Maskottchen „Hippy“, alias Wilfried Daehnel an der historischen Feuerrwehrspritze aus dem Jajhre 1907. Quelle: Enrico Kugler

Hippy ist das Maskottchen

Und dann ist da ja auch noch „Hippy“. „Hippy“ ist 1. Hauptlöschmeister und so etwas wie das Maskottchen der Freiwilligen Feuerwehr Schmachtenhagen. Mit bürgerlichem Namen heißt er Wilfried Daehnel und ist 65 Jahre alt. Seit 1971 ist er bei der freiwilligen Feuerwehr und inzwischen Mitglied der Alters- und Ehrenabteilung. Seinen Spitznamen bekam er aufgrund seiner Haarpracht in den 1970er-Jahren. „Hippy steht immer Gewehr bei Fuß, wenn sich die Wehr trifft oder in den Einsatz fährt“, sagte Oliver Koch. So wie neulich, als die Wehr um 2.30 Uhr ausrückte und „Hippy“ ins Gerätehaus ging, damit Kaffee da ist, wenn die Feuerwehrleute vom Einsatz zurückkommen. Das Feuerwehr-Gen hat „Hippy“ geerbt. Vater Heinz war Brandinspektor und 62 Jahre lang in der freiwilligen Feuerwehr. Und auch Mutter Erika sei mehr als 40 Jahre Mitglied der Feuerwehr gewesen.

Zuckerbrot und Peitsche

Frauen in der Wehr – das hat Tradition in Schmachtenhagen. Zurzeit sind es fünf weibliche Wesen, die dort mitmischen. An der Spitze die Oberbrandmeisterin und Ortswehrführerin Anja Klemer-Koch. Sie wird von allen respektiert, ist fachlich voll und ganz auf der Höhe ihrer Aufgaben und achtet darüber hinaus darauf, dass im Gerätehaus Ordnung und Sauberkeit herrscht. Wenn sich alle daran halten, dann darf im Versammlungsraum während der Weltmeisterschaft auch Fußball geschaut oder am Kicker- beziehungsweise Billardtisch, die der Feuerwehrverein gesponsert hat, gespielt werden. Wenn hinterher Ordnung herrscht, ist alles gut. Wenn nicht, gibt es keinen Schlüssel mehr. „Zuckerbrot und Peitsche“ nennt die Ortswehrführerin diesen Führungsstil, den inzwischen alle verinnerlicht haben.
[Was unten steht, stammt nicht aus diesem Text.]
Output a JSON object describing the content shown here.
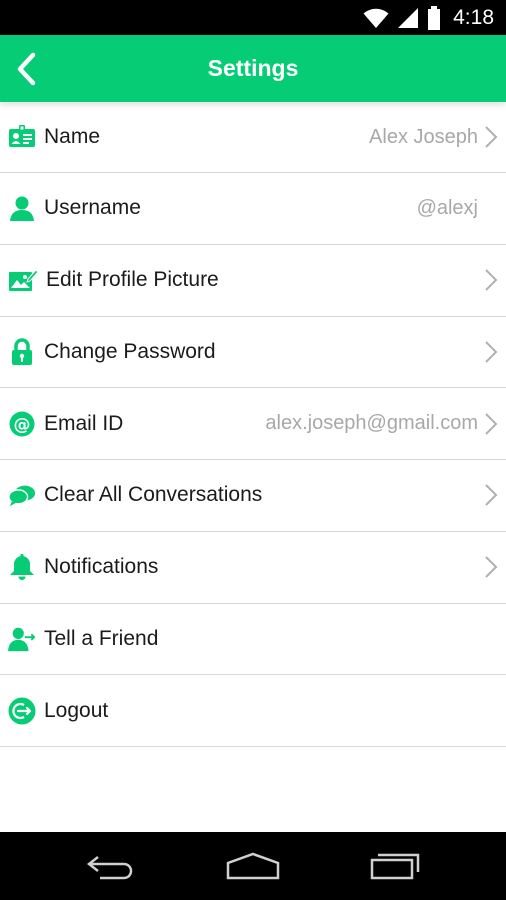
{
  "status_bar": {
    "time": "4:18"
  },
  "header": {
    "title": "Settings"
  },
  "settings": [
    {
      "label": "Name",
      "value": "Alex Joseph",
      "icon": "id-card-icon"
    },
    {
      "label": "Username",
      "value": "@alexj",
      "icon": "user-icon"
    },
    {
      "label": "Edit Profile Picture",
      "value": "",
      "icon": "edit-picture-icon"
    },
    {
      "label": "Change Password",
      "value": "",
      "icon": "lock-icon"
    },
    {
      "label": "Email ID",
      "value": "alex.joseph@gmail.com",
      "icon": "at-icon"
    },
    {
      "label": "Clear All Conversations",
      "value": "",
      "icon": "chat-bubbles-icon"
    },
    {
      "label": "Notifications",
      "value": "",
      "icon": "bell-icon"
    },
    {
      "label": "Tell a Friend",
      "value": "",
      "icon": "user-share-icon"
    },
    {
      "label": "Logout",
      "value": "",
      "icon": "logout-icon"
    }
  ],
  "colors": {
    "accent": "#06cd75",
    "value_text": "#a8a8a8",
    "divider": "#d8d8d8"
  }
}
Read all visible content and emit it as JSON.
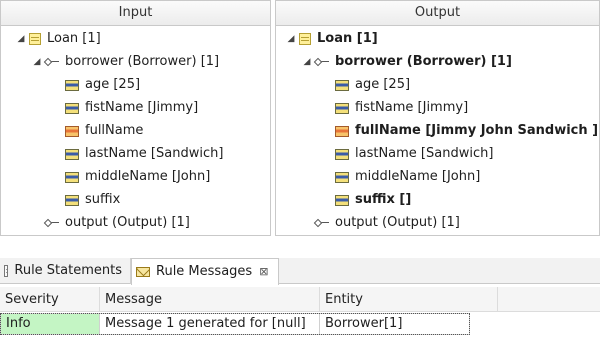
{
  "input_panel": {
    "title": "Input",
    "tree": [
      {
        "label": "Loan [1]",
        "icon": "class-icon",
        "twisty": "expanded",
        "bold": false
      },
      {
        "label": "borrower (Borrower) [1]",
        "icon": "association-icon",
        "twisty": "expanded",
        "bold": false
      },
      {
        "label": "age [25]",
        "icon": "attribute-icon",
        "bold": false
      },
      {
        "label": "fistName [Jimmy]",
        "icon": "attribute-icon",
        "bold": false
      },
      {
        "label": "fullName",
        "icon": "attribute-derived-icon",
        "bold": false
      },
      {
        "label": "lastName [Sandwich]",
        "icon": "attribute-icon",
        "bold": false
      },
      {
        "label": "middleName [John]",
        "icon": "attribute-icon",
        "bold": false
      },
      {
        "label": "suffix",
        "icon": "attribute-icon",
        "bold": false
      },
      {
        "label": "output (Output) [1]",
        "icon": "association-icon",
        "bold": false
      }
    ]
  },
  "output_panel": {
    "title": "Output",
    "tree": [
      {
        "label": "Loan [1]",
        "icon": "class-icon",
        "twisty": "expanded",
        "bold": true
      },
      {
        "label": "borrower (Borrower) [1]",
        "icon": "association-icon",
        "twisty": "expanded",
        "bold": true
      },
      {
        "label": "age [25]",
        "icon": "attribute-icon",
        "bold": false
      },
      {
        "label": "fistName [Jimmy]",
        "icon": "attribute-icon",
        "bold": false
      },
      {
        "label": "fullName [Jimmy John Sandwich ]",
        "icon": "attribute-derived-icon",
        "bold": true
      },
      {
        "label": "lastName [Sandwich]",
        "icon": "attribute-icon",
        "bold": false
      },
      {
        "label": "middleName [John]",
        "icon": "attribute-icon",
        "bold": false
      },
      {
        "label": "suffix []",
        "icon": "attribute-icon",
        "bold": true
      },
      {
        "label": "output (Output) [1]",
        "icon": "association-icon",
        "bold": false
      }
    ]
  },
  "tabs": [
    {
      "label": "Rule Statements",
      "icon": "rule-statements-icon",
      "active": false
    },
    {
      "label": "Rule Messages",
      "icon": "rule-messages-icon",
      "active": true,
      "close": "⊠"
    }
  ],
  "messages_table": {
    "columns": [
      "Severity",
      "Message",
      "Entity"
    ],
    "rows": [
      {
        "severity": "Info",
        "message": "Message 1 generated for [null]",
        "entity": "Borrower[1]"
      }
    ]
  },
  "colors": {
    "info_severity_bg": "#c4f5c4",
    "panel_border": "#c9c9c9"
  }
}
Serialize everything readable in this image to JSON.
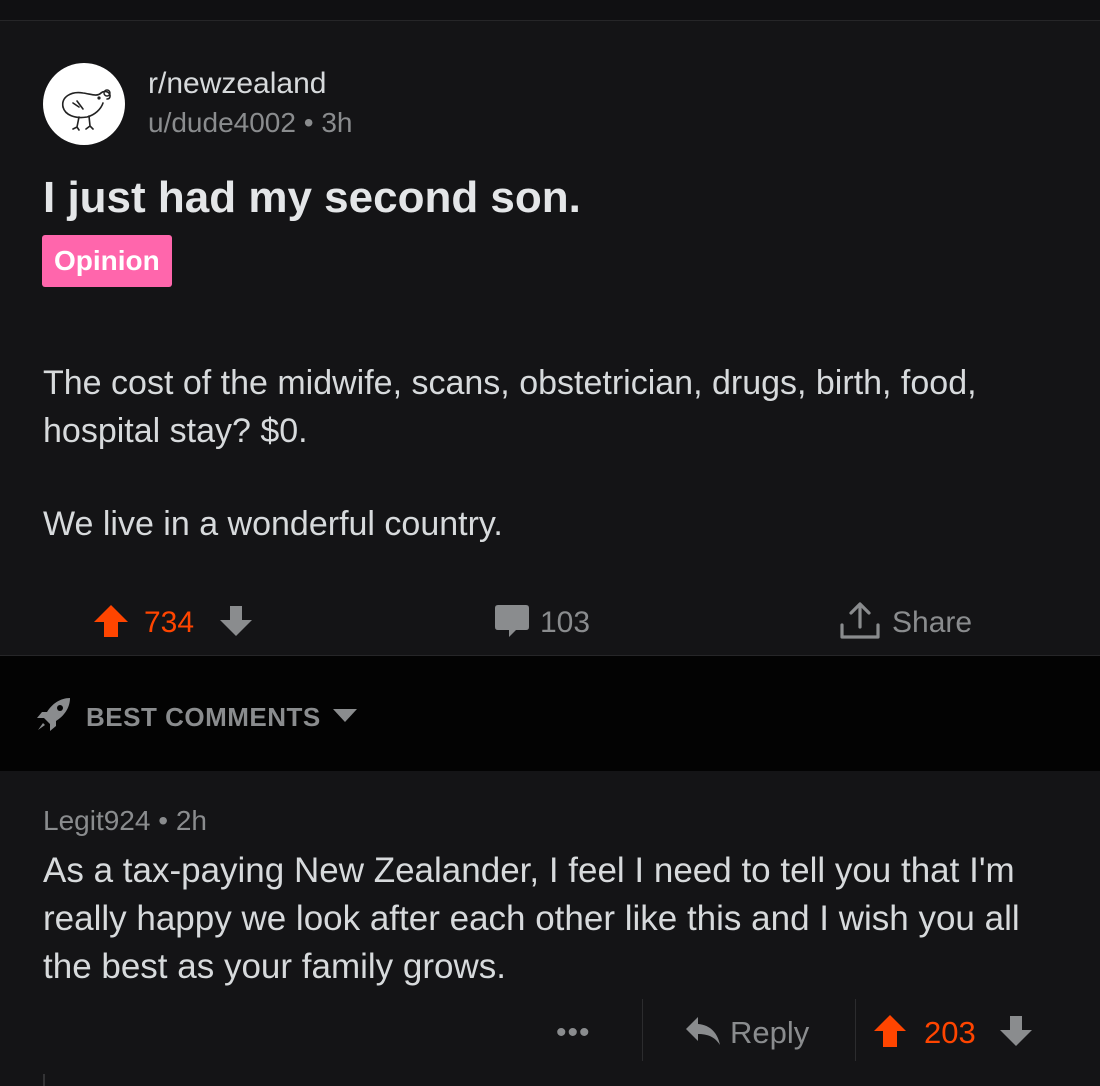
{
  "post": {
    "subreddit": "r/newzealand",
    "author": "u/dude4002",
    "separator": "•",
    "age": "3h",
    "title": "I just had my second son.",
    "flair": "Opinion",
    "body": [
      "The cost of the midwife, scans, obstetrician, drugs, birth, food, hospital stay? $0.",
      "We live in a wonderful country."
    ],
    "score": "734",
    "comment_count": "103",
    "share_label": "Share"
  },
  "sort": {
    "label": "BEST COMMENTS"
  },
  "comment": {
    "author": "Legit924",
    "separator": "•",
    "age": "2h",
    "body": "As a tax-paying New Zealander, I feel I need to tell you that I'm really happy we look after each other like this and I wish you all the best as your family grows.",
    "more": "•••",
    "reply_label": "Reply",
    "score": "203"
  },
  "colors": {
    "background": "#141416",
    "upvote": "#ff4500",
    "flair": "#ff66ac",
    "muted": "#8a8c8e"
  },
  "icons": [
    "kiwi-bird-avatar",
    "upvote-arrow",
    "downvote-arrow",
    "comment-bubble",
    "share-upload",
    "rocket",
    "caret-down",
    "reply-arrow"
  ]
}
Eine zweite Garnitur Einsatzsachen wäre toll

Obwohl sie nicht mit den neuesten Fahrzeugen unterwegs sind – das Tragkraftspritzenfahrzeug von 1994 darf ob seiner 3,5 Tonnen sogar mit einem Pkw-Führerschein gefahren werden – mosern die Schmachtenhagener nicht. 2021 und 2023 sollen sie neue erhalten. Was allerdings jetzt schon gut wäre, so die Ortswehrführerin, wäre eine zweite Garnitur Einsatzsachen, damit nasse Kleidung auch mal gewechselt werden könne. Der „verschworene Haufen“ wird’s danken, indem auf ihn auch weiterhin bei jedem Einsatz Verlass ist.